Fini le temps où quelques marchands échangeaient des actions sous un platane de Wall Street. Le New York Stock Exchange (Nyse) entre dans une nouvelle phase de son histoire en devenant une société cotée, déterminée à maintenir sa position de première Bourse mondiale. Jusque-là organisé sous forme de coopérative, le Nyse, qui gère la première place financière du monde, celle de New York, fait, en effet, mercredi son entrée... en Bourse. Pas par le biais d'une introduction classique mais en fusionnant avec la plate-forme d'échanges électroniques Archipelago.

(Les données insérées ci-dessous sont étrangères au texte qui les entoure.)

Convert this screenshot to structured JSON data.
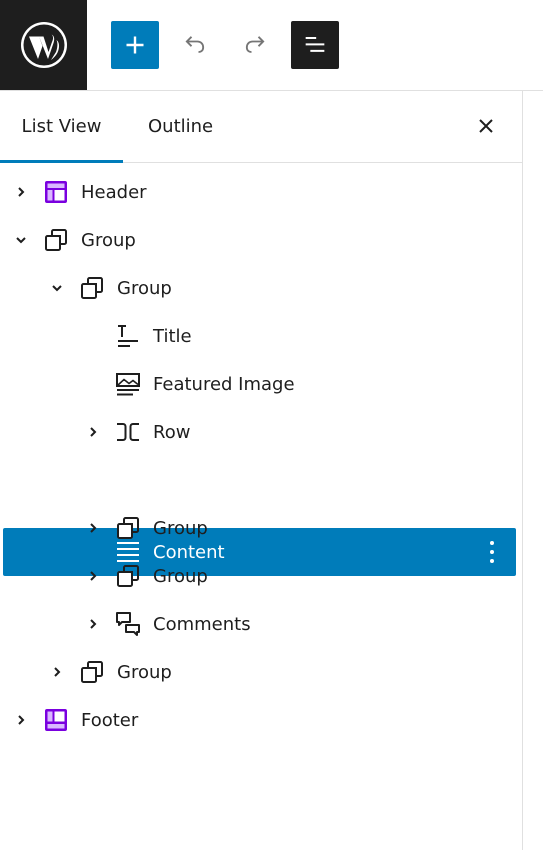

Les actuels actionnaires d'Archipelago recevront 30pc des parts de la nouvelle entité, dénommée Nyse Group, le reste revenant aux actuels membres du Nyse. Les actions du Nyse Group s'échangeront sous le sigle NYX sur le marché du New York Stock Exchange.

Jusqu'il y a peu de temps, les principales places de marché américaines fonctionnaient principalement avec un système d'enchères à la criée et étaient organisées sous forme d'associations à but non lucratif. Avec le développement de plates-formes d'échanges électroniques plus petites mais aussi moins chères et plus rapides, elles ont vu leur part de marché se réduire comme peau de chagrin. Même le principal concurrent du Nyse, le Nasdaq, dont les échanges ont pourtant toujours été électroniques, n'a pas échappé à la règle. C'est ce qui l'a amené à racheter en avril 2005 la plate-forme d'échanges électroniques Instinet, qui avait grignoté ses plates-bandes, jusqu'à lui usurper 25pc de son marché.

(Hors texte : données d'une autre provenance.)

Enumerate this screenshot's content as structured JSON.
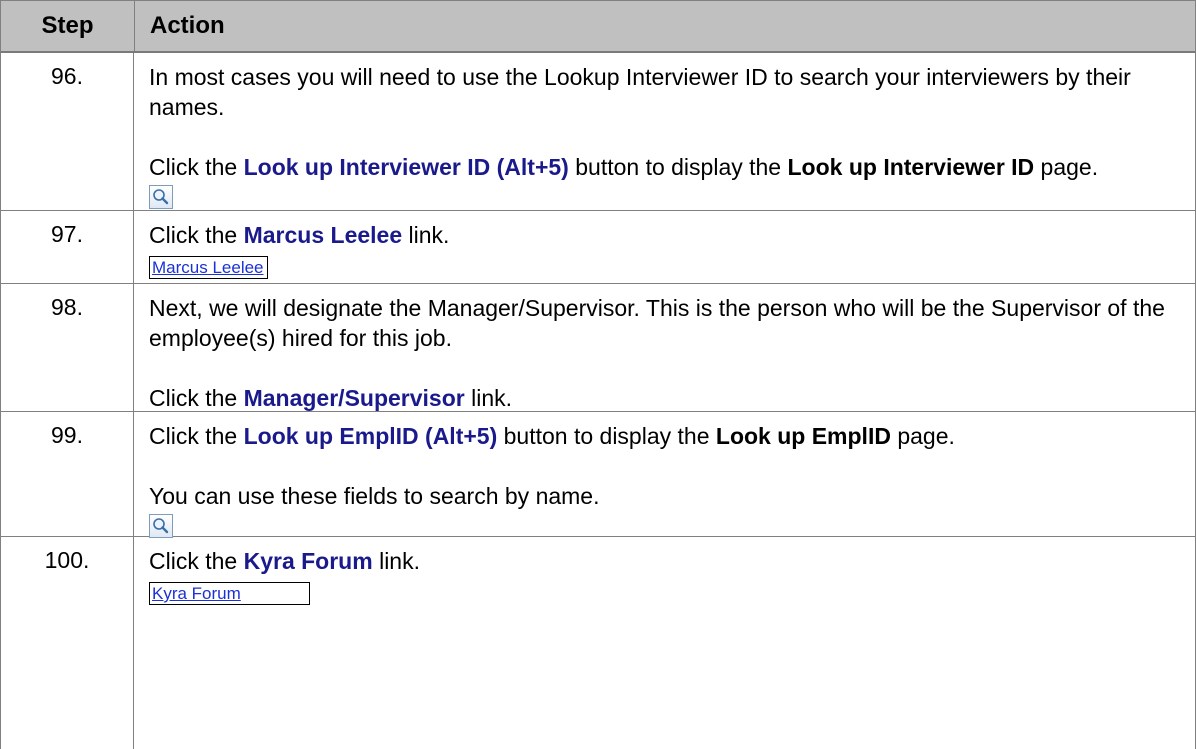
{
  "table": {
    "header": {
      "step": "Step",
      "action": "Action"
    },
    "rows": [
      {
        "step": "96.",
        "p1": "In most cases you will need to use the Lookup Interviewer ID to search your interviewers by their names.",
        "p2_pre": "Click the ",
        "p2_kw": "Look up Interviewer ID (Alt+5)",
        "p2_mid": " button to display the ",
        "p2_bold": "Look up Interviewer ID",
        "p2_post": " page.",
        "icon": "magnifier-lookup-icon"
      },
      {
        "step": "97.",
        "p1_pre": "Click the ",
        "p1_kw": "Marcus Leelee",
        "p1_post": " link.",
        "link": "Marcus Leelee"
      },
      {
        "step": "98.",
        "p1": "Next, we will designate the Manager/Supervisor.  This is the person who will be the Supervisor of the employee(s) hired for this job.",
        "p2_pre": "Click the ",
        "p2_kw": "Manager/Supervisor",
        "p2_post": " link."
      },
      {
        "step": "99.",
        "p1_pre": "Click the ",
        "p1_kw": "Look up EmplID (Alt+5)",
        "p1_mid": " button to display the ",
        "p1_bold": "Look up EmplID",
        "p1_post": " page.",
        "p2": "You can use these fields to search by name.",
        "icon": "magnifier-lookup-icon"
      },
      {
        "step": "100.",
        "p1_pre": "Click the ",
        "p1_kw": "Kyra Forum",
        "p1_post": " link.",
        "link": "Kyra Forum"
      }
    ]
  },
  "colors": {
    "header_bg": "#c0c0c0",
    "keyword": "#1a1a8c",
    "link": "#1b31d6",
    "border": "#808080"
  }
}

Depuis cette acquisition, le prix de l'action du Nasdaq, qui s'est également introduit en Bourse en 2000, a été multiplié par quatre. Face à cette menace, presque toutes les autres places financières américaines ont suivi la mutation que va expérimenter le Nyse en généralisant les échanges électroniques et en devenant des sociétés à but lucratif, cotées en Bourse.

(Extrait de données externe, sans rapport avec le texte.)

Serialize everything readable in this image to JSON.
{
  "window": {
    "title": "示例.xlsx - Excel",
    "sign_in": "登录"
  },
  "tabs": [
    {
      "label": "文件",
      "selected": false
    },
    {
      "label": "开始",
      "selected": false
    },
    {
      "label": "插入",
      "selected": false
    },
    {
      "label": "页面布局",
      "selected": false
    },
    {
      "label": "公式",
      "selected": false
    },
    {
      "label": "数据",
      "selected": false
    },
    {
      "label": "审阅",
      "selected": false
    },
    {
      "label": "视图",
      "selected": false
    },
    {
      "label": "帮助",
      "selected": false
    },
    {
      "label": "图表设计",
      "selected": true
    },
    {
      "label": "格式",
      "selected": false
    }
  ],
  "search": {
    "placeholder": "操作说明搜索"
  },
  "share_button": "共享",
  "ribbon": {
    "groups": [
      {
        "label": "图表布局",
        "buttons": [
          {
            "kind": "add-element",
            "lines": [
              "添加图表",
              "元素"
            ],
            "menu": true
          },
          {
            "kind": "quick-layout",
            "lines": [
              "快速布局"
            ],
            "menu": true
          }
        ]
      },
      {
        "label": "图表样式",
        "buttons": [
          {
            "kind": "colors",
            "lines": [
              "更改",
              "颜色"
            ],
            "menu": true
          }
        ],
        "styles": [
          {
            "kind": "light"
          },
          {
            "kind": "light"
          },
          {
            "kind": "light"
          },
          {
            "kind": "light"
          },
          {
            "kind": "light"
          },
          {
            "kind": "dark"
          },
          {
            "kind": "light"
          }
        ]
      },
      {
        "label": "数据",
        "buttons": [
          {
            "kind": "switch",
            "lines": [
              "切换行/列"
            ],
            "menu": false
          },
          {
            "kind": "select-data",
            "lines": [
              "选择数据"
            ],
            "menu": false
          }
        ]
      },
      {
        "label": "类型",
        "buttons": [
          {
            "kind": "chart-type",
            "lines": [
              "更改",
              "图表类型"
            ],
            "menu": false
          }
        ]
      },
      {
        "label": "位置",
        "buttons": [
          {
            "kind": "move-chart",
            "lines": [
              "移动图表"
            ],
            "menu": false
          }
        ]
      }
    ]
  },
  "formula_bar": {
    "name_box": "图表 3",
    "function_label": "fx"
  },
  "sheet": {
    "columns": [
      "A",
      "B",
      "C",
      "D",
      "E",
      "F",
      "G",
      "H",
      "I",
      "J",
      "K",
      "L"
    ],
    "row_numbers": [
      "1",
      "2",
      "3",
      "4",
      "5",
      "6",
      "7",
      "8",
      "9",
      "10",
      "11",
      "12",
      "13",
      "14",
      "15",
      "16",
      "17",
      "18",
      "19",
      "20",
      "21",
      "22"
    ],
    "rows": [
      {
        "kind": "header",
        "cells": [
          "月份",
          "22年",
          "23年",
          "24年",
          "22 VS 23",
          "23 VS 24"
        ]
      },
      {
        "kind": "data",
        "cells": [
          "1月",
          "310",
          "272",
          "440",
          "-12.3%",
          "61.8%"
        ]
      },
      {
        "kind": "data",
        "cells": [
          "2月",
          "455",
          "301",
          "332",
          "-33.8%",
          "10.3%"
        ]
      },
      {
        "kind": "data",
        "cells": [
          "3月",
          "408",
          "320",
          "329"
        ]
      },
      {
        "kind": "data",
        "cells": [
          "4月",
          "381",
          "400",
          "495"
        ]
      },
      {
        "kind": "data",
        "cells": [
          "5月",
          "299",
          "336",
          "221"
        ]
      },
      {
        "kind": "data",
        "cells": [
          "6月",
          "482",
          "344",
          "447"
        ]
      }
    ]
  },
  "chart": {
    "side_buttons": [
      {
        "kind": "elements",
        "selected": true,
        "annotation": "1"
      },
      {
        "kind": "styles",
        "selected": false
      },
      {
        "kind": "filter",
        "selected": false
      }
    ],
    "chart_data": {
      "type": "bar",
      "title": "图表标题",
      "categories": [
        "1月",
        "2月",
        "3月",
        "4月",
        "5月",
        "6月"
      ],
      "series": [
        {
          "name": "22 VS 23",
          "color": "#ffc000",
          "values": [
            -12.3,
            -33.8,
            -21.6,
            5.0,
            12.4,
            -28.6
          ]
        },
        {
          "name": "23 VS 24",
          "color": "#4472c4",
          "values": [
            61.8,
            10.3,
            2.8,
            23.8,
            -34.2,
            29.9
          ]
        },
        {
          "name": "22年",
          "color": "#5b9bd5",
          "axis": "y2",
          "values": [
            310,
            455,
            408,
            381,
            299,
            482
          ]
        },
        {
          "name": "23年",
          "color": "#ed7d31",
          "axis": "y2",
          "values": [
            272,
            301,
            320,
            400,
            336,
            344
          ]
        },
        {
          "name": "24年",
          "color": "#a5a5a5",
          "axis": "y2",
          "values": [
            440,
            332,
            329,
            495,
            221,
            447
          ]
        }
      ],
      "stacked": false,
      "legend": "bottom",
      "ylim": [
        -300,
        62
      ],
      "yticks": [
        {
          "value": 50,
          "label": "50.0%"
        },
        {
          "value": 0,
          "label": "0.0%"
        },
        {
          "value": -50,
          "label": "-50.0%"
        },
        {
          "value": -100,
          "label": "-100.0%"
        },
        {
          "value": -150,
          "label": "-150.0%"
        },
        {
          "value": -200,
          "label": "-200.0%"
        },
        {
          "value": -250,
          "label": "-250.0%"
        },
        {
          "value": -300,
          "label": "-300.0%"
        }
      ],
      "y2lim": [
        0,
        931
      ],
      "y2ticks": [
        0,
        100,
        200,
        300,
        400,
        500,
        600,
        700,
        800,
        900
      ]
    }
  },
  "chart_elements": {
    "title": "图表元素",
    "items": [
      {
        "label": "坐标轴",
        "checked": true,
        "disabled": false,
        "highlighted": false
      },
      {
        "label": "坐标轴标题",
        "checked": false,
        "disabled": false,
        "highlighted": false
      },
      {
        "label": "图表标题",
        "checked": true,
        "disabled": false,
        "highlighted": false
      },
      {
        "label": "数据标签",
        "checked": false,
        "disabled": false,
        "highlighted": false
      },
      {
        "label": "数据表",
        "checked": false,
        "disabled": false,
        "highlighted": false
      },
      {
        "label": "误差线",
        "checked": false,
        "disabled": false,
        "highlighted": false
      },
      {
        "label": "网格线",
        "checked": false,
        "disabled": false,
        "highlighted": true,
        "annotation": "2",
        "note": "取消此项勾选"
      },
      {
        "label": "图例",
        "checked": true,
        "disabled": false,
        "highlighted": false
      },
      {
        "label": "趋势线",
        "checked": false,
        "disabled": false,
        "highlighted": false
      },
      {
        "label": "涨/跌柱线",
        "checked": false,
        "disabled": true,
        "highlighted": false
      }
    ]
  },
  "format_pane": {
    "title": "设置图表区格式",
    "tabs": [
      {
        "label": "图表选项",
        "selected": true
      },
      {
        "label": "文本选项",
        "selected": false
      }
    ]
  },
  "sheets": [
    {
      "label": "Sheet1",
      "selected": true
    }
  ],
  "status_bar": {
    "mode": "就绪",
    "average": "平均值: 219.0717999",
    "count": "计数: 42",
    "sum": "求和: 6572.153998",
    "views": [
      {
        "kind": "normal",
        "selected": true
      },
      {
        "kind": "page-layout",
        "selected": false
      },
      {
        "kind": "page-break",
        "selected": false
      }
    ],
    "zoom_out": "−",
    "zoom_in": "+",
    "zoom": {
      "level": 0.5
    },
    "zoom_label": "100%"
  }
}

Mais le Nyse voit encore plus loin. En plus de l'apport technologique que constitue l'acquisition d'Archipelago, la Bourse de New York va en profiter pour développer son offre de produits. Il va notamment proposer l'échange de produits dérivés. Et John Thain, PDG du Nyse, a annoncé son intention de se lancer dans l'échange électronique d'obligations avec 4000 types d'obligations différentes, soit quatre fois plus qu'actuellement, qui devraient être cotés au Nyse, alors que le marché des obligations d'entreprises est estimé à 5000 milliards de dollars.